The other argument against killing is based on natural law. But we -- many good Catholics included -- need to realize that natural law does not mean "plain obvious moral sense," and it does not mean contract. Natural law, as it comes to us from the Catholic tradition, means that nature is normative, that we live in accord with how God made things. We respect, for example, the divine creation of motherhood, by which a mother is inseparably bound to her child. This isn't imposed from the outside: mother's are happier when they live according to their nature, and mothers who abort their children are always torn apart by it. So in a sense, it is common sense: it doesn't take a genius to see that killing your children is not good for mothers.

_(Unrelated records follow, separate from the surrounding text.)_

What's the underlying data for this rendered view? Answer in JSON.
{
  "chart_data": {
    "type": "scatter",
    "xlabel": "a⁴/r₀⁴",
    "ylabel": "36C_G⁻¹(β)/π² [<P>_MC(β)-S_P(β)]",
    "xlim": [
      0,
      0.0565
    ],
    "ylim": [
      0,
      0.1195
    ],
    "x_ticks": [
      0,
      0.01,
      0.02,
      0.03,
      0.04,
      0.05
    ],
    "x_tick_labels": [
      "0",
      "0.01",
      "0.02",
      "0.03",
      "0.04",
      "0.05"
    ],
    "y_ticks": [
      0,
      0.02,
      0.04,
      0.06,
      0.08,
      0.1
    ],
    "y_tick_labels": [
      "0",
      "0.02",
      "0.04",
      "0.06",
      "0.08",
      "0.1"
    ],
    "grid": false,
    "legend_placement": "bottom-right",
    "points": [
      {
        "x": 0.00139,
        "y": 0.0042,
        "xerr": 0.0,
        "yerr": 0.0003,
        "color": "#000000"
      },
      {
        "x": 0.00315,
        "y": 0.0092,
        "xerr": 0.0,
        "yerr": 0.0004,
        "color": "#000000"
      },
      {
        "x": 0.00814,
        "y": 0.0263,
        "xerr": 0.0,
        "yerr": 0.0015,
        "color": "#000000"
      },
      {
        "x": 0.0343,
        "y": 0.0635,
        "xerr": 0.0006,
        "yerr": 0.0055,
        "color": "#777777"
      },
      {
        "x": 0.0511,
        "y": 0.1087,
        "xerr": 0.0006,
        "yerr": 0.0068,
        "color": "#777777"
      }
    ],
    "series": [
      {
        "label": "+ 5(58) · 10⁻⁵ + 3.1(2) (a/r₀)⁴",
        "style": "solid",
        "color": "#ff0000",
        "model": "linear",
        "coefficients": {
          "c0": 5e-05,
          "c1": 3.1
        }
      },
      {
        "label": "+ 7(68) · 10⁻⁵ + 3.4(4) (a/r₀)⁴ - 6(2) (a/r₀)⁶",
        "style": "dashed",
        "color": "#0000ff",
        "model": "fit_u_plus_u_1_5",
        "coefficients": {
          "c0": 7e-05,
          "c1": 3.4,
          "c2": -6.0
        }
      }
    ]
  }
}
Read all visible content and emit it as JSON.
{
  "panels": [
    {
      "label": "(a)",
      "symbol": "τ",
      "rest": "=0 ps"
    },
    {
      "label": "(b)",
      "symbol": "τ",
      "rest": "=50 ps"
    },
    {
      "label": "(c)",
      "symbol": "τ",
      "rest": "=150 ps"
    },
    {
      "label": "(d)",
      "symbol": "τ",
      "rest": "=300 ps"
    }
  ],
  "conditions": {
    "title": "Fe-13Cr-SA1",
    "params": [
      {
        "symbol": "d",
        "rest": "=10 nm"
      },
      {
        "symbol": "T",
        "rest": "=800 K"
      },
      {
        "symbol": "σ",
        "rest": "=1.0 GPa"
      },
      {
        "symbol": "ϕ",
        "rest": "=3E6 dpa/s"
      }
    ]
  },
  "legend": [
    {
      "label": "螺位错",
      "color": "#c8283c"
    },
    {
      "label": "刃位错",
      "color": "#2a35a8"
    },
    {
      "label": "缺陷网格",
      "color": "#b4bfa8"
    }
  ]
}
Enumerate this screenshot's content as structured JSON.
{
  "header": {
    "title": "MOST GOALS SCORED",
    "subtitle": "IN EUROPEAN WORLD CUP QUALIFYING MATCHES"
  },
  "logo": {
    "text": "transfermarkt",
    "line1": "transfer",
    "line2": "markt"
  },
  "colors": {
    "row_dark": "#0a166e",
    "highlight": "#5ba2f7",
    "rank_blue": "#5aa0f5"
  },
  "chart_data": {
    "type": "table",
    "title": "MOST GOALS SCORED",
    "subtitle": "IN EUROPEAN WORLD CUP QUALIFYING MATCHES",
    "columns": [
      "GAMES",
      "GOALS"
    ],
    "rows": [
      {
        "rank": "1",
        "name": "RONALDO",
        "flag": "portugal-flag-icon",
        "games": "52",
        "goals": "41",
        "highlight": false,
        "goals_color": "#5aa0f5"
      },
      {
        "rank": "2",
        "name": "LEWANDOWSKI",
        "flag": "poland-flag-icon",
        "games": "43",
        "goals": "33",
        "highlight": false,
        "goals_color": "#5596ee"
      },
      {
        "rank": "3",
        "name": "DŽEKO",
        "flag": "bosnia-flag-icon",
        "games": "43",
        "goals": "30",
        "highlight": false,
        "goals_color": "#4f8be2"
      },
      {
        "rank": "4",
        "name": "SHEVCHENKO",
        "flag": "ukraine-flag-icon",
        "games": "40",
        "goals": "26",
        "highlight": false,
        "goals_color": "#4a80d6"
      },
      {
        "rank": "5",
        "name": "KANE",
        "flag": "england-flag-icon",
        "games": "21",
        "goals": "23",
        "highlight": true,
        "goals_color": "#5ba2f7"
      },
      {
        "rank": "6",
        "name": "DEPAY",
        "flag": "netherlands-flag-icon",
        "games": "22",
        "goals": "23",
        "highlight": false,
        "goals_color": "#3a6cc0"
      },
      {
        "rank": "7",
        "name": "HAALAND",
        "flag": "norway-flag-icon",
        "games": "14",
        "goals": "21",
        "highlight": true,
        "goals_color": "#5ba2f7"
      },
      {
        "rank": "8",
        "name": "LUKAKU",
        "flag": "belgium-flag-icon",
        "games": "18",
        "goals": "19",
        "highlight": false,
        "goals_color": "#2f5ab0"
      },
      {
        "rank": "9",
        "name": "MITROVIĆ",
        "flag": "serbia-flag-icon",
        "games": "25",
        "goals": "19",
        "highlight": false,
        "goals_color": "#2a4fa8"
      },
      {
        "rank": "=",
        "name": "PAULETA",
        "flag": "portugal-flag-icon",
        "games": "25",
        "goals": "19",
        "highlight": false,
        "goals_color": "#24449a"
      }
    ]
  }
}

But nonetheless, ultimately natural law hinges on more than judgments of expedience. The reason we don't kill babies is because it is wrong. It is wrong because it violates our natures -- but it violates our natures because we have natures, and we have natures because we are a product, not of random evolution, but of the wise providence of God. You don't need to think of God every time you evoke natural law, but without God, natural law falls apart. It is not a coincidence that the people pushing for the rights of the weakest are the people who believe in a provident God, and the opposite side keeps God at a distance. Nor is it a coincidence that our culture of individual rights grew up out of Christianity. Individual rights is not obvious. It's nice; it feels good; but in the end, without the animating principle of divine faith, individual rights begins to give way to me first.

When Catholics talk about abortion, they shouldn't say, "it's just blatantly obvious from the DNA that this is a person deserving respect." They should say, "you're damned right that my respect for the person comes from my faith. Here's why I believe in human dignity. Why do you? Can you give a better account? Can you explain why you have any rights at all? Until you do, don't tell me to keep my faith out of politics. I care for you because of my faith."